Milan Goulds been farming in the Middleton area since 1959.
This year, rows of corn stretch from his property southeast of Bent Lane and Idaho 44 in Star across 80 acres of the East Canyon subdivision once approved for about 200 homes and a park.
A lender ended up with the subdivision after the developer, Corinthian Homes, defaulted on its loans, said Star Mayor Nate Mitchell.
Gould leases the land from the lender.
It keeps the weeds down. It keeps the land in production. It gives them a tax break, Gould said. It benefits all of us and keeps us in business.
During the boom years that drove up Valley land and home prices, demand for new homes seemed endless. From about 2005 to 2007, many farmers sold out for cash, or committed portions of their land to developers. Plans for subdivisions that would gobble up farmland covered the Treasure Valley from the Boise Foothills in Eagle to the outskirts of Kuna, and from Owyhee County beyond the Snake River across Canyon County.

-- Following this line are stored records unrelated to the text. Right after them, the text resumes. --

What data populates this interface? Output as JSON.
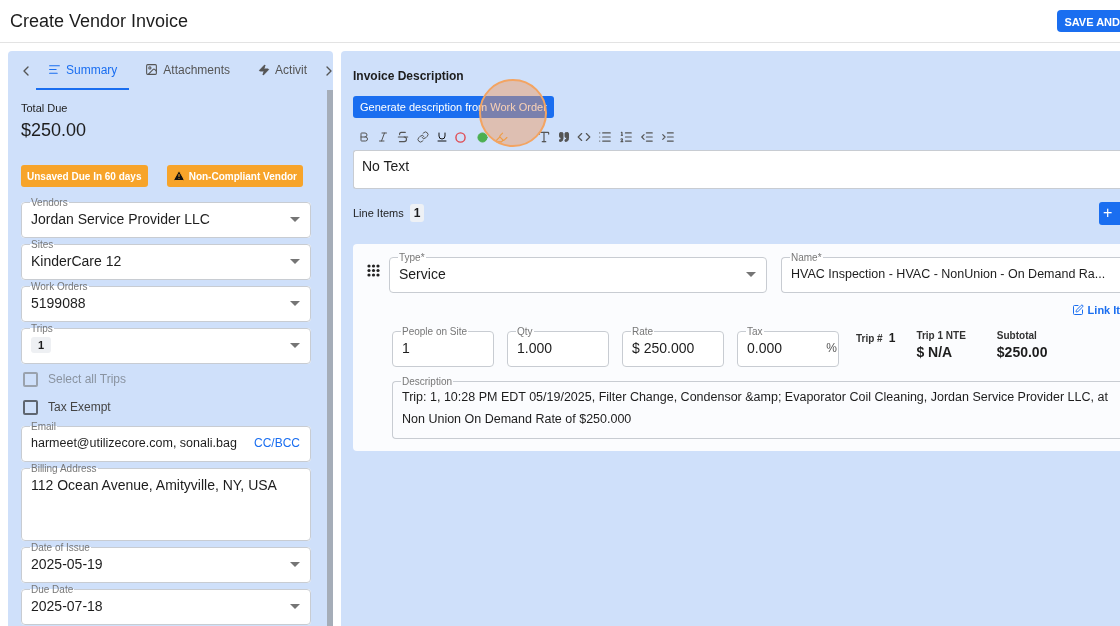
{
  "header": {
    "title": "Create Vendor Invoice",
    "save_button": "SAVE AND"
  },
  "left_panel": {
    "tabs": [
      {
        "label": "Summary",
        "selected": true
      },
      {
        "label": "Attachments",
        "selected": false
      },
      {
        "label": "Activit",
        "selected": false
      }
    ],
    "total_due": {
      "label": "Total Due",
      "value": "$250.00"
    },
    "badges": [
      {
        "label": "Unsaved Due In 60 days",
        "kind": "plain"
      },
      {
        "label": "Non-Compliant Vendor",
        "kind": "warning"
      }
    ],
    "form": [
      {
        "kind": "select",
        "label": "Vendors",
        "value": "Jordan Service Provider LLC"
      },
      {
        "kind": "select",
        "label": "Sites",
        "value": "KinderCare 12"
      },
      {
        "kind": "select",
        "label": "Work Orders",
        "value": "5199088"
      },
      {
        "kind": "chips",
        "label": "Trips",
        "chips": [
          "1"
        ]
      },
      {
        "kind": "checkbox",
        "label": "Select all Trips",
        "checked": false,
        "disabled": true
      },
      {
        "kind": "checkbox",
        "label": "Tax Exempt",
        "checked": false,
        "disabled": false
      },
      {
        "kind": "email",
        "label": "Email",
        "value": "harmeet@utilizecore.com, sonali.bag",
        "action": "CC/BCC"
      },
      {
        "kind": "textarea",
        "label": "Billing Address",
        "value": "112 Ocean Avenue, Amityville, NY, USA"
      },
      {
        "kind": "select",
        "label": "Date of Issue",
        "value": "2025-05-19"
      },
      {
        "kind": "select",
        "label": "Due Date",
        "value": "2025-07-18"
      }
    ]
  },
  "invoice_description": {
    "title": "Invoice Description",
    "generate_button": "Generate description from Work Order",
    "editor_text": "No Text"
  },
  "line_items": {
    "label": "Line Items",
    "count": "1",
    "add_button": "+",
    "items": [
      {
        "type": {
          "label": "Type*",
          "value": "Service"
        },
        "name": {
          "label": "Name*",
          "value": "HVAC Inspection - HVAC - NonUnion - On Demand Ra..."
        },
        "link": "Link It",
        "inputs": [
          {
            "label": "People on Site",
            "value": "1"
          },
          {
            "label": "Qty",
            "value": "1.000"
          },
          {
            "label": "Rate",
            "value": "$ 250.000"
          },
          {
            "label": "Tax",
            "value": "0.000",
            "suffix": "%"
          }
        ],
        "trip": {
          "label": "Trip #",
          "value": "1"
        },
        "nte": {
          "label": "Trip 1 NTE",
          "value": "$ N/A"
        },
        "subtotal": {
          "label": "Subtotal",
          "value": "$250.00"
        },
        "description": {
          "label": "Description",
          "lines": [
            "Trip: 1, 10:28 PM EDT 05/19/2025, Filter Change, Condensor &amp; Evaporator Coil Cleaning, Jordan Service Provider LLC, at",
            "Non Union On Demand Rate of $250.000"
          ]
        }
      }
    ]
  }
}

But when the housing bubble burst in 2008, home buyers and construction loans faded. Deals fell apart. Developers and speculators found they had purchased too much property at inflated prices. As values dropped, many had more money invested in the properties than they could sell them for.
After the shake-out, many of those properties (were short sales) or went to banks that have sold or are trying to sell them, said John Starr, a land broker with Colliers International in Boise.

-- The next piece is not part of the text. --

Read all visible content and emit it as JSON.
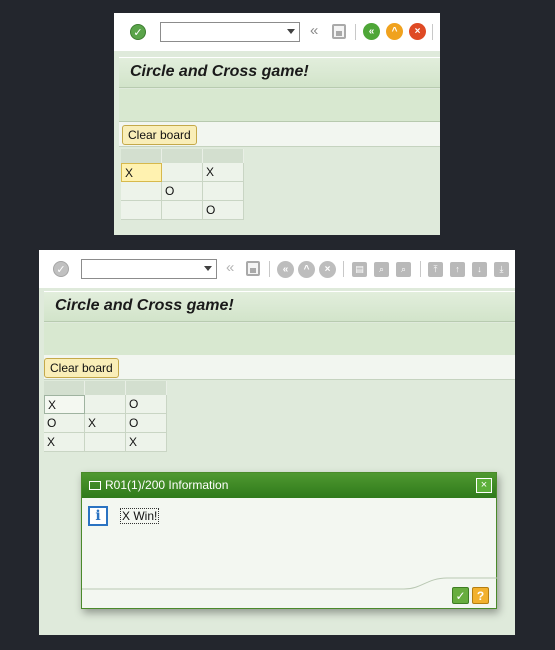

Other scenarios played out, as well, especially after farm income and prices for commodities like corn and wheat rose, said Idaho Rep. Pat Takasugi, a farmer in Wilder who was once Idahos agriculture director.
Farmers continued to work the acreages they owned in fizzled subdivisions, he said. They also sought out owners of other parcels, whether investors or banks, to buy or lease land to plant crops.